Decided On June 19, 2007
Bilt Industrial Packaging Appellant
V/S
COMMISSIONER OF CENTRAL EXCISE Respondents

JUDGEMENT

(1.) THE appellants were engaged in the manufacture of paper and paper board in their factory situate at Mettupalayam. They sold the factory to M/s. ITC Ltd. under a Deed of Conveyance dated 19.03.2004 and subsequently surrendered their Central Excise Registration Certificate for cancellation. Under the said Deed of Conveyance, the title to the entire immovable property including land, building, plant and machinery embedded to earth as also title to all movable capital goods in the factory stood transferred to M/s. ITC Ltd. Since the date of such transfer, M/s. ITC Ltd. are running the factory under their own licence. The appellants had taken capital goods credit totalling to Rs. 8,19,70,448/ - during the period from June, 2000 to March, 2004 and had already utilised the same prior to alienation of their factory. The department took the view that the above alienation of property by the appellants involved removal of the capital goods from their factory and, therefore, they were liable to pay an amount equivalent to the capital goods credit under Rule 3(4) of the CENVAT Credit Rules, 2002. Accordingly, in a show -cause notice, the department demanded the above amount from the appellants under Rule 3(4) ibid read with Section 11A of the Central Excise Act together with interest thereon under Section 11AB of the Act and also proposed to impose penalty on them under Rule 25 of the Central Excise Rules, 2002. The appellants filed written submissions with the Commissioner contesting the above demand on numerous grounds. In adjudication of the dispute, the Commissioner confirmed the demand of duty (with interest thereon) against the appellants and imposed on them a penalty of Rs. 50 lakhs. Hence the present appeal.

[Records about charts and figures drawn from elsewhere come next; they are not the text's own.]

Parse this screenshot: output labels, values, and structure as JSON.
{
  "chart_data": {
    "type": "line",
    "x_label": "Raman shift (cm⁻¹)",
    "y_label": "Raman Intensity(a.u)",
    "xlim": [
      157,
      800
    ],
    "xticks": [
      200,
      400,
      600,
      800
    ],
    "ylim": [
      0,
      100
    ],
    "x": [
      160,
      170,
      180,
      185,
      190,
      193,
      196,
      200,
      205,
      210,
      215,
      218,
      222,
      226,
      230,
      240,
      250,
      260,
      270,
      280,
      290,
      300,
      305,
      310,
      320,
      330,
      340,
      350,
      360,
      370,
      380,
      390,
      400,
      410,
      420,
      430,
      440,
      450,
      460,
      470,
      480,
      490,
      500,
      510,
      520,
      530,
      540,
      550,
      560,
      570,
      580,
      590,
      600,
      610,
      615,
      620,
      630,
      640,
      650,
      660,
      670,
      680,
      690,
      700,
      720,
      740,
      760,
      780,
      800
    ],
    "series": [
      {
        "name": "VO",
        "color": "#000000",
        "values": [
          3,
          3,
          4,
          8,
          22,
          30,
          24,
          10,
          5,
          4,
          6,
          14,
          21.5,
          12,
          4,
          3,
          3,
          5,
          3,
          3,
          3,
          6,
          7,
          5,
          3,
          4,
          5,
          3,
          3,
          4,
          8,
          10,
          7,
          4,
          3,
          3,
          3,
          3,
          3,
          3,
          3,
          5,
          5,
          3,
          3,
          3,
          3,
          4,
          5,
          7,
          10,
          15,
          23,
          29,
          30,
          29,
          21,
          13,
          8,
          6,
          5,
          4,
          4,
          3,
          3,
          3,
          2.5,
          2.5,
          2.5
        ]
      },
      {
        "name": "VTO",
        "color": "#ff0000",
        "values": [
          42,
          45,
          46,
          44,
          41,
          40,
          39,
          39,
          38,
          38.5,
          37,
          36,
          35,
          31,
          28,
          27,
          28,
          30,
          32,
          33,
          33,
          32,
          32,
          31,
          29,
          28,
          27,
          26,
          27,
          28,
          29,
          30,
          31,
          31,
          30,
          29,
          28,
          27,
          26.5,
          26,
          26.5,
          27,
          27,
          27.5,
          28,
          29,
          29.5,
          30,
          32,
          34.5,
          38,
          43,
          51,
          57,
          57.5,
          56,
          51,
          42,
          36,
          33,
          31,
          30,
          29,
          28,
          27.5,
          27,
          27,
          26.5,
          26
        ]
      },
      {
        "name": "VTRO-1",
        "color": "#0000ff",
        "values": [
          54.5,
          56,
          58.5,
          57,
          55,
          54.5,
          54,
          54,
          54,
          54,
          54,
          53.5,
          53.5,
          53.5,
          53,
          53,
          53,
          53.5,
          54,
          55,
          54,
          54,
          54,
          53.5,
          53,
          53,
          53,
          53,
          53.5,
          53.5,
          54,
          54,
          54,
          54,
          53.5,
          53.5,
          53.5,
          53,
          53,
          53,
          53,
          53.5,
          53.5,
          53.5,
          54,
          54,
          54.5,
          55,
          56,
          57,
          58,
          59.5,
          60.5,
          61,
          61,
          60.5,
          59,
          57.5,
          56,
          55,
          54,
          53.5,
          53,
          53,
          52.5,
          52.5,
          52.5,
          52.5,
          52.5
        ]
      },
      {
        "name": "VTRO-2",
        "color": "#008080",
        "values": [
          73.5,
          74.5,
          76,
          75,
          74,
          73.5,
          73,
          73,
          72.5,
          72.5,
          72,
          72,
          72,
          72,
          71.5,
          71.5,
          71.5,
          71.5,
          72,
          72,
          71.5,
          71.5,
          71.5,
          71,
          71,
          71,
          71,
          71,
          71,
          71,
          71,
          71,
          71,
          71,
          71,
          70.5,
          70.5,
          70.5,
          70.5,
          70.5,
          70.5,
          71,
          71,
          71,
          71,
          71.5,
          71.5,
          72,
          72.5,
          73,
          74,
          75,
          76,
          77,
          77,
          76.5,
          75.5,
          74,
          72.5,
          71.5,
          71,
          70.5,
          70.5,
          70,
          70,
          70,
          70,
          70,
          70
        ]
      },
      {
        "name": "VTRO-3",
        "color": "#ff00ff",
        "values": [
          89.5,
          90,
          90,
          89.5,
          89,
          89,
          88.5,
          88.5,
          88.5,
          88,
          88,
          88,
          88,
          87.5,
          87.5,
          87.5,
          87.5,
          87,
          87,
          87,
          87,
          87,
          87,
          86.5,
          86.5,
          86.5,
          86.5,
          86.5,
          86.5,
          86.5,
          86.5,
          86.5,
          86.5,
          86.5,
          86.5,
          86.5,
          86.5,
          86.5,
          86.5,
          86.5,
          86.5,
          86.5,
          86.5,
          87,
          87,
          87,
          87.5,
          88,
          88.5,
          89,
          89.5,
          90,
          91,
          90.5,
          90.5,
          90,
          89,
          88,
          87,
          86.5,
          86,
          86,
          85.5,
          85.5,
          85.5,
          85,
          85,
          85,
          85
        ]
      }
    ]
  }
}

(2.) THE main challenge in this appeal is against the demand made under Sub -rule (4) of Rule 3 of the CENVAT Credit Rules, 2002 (CCR, for short), which reads as under: (4) When inputs or capital goods, on which CENVAT credit has been taken, are removed as such from the factory, the manufacturer of the final products shall pay an amount equal to the credit availed in respect of such inputs or capital goods and such removal shall be made under the cover of an invoice referred to in Rule 7.

(3.) LEARNED Counsel for the appellants argued as follows: (a) Where the factory with the capital goods continuing to be installed therein had been transferred in toto, it could not be said that the capital goods had been removed from the factory; (b) even if it be assumed that there was removal of capital goods from the factory, it could not be said that the capital goods were removed 'as such' from the factory inasmuch as, at the time of the removal, the goods were not in the same fresh condition as they were at the time of installation in the factory (in other words, removal of used capital goods could not be termed removal as such); (c) only a case of physical removal of capital goods from the factory would attract Rule 3(4) of the CCR and mere change in ownership of the factory would not tantamount to such removal; (d) there is no specific provision in the CCR to cover a case of transfer of inputs and capital goods associated with change in ownership of factory; and (e) where credit on capital goods has been validly taken and lawfully utilised, there can be no demand in relation to the same by the Revenue in the absence of specific enabling provision. Learned Counsel also cited case law in connection with the above arguments. He relied on the Tribunal's decision in Jamna Auto Industries Ltd. v. Commissioner of Central Excise, Indore , wherein a demand of duty on capital goods under Rule 57U(4) of the erstwhile Central Excise Rules, 1944 was set aside by the Tribunal after holding that Rule 57F(2) was not applicable to the case (in which there was change of ownership of factory along with MODVAT credit -availed inputs and capital goods) and that the case was covered by Sub -rules (20) and (21) of Rule 57F. He also relied on the decision in Whirlpool of India Ltd. v. Commissioner of Customs, New Delhi 2003 (58) R.L.T. 241 (CESTAT -Del.), wherein it was held that credit availed on capital goods was not recoverable on the ground of sale of factory by the assessee. Reliance was also placed on the decision in Metzeller Automotive Profiles India (P) Ltd. v. Commissioner of Central Excise, Ghaziabad , wherein denial of MODVAT credit availed on capital goods and inputs in a factory which underwent change of ownership was set aside.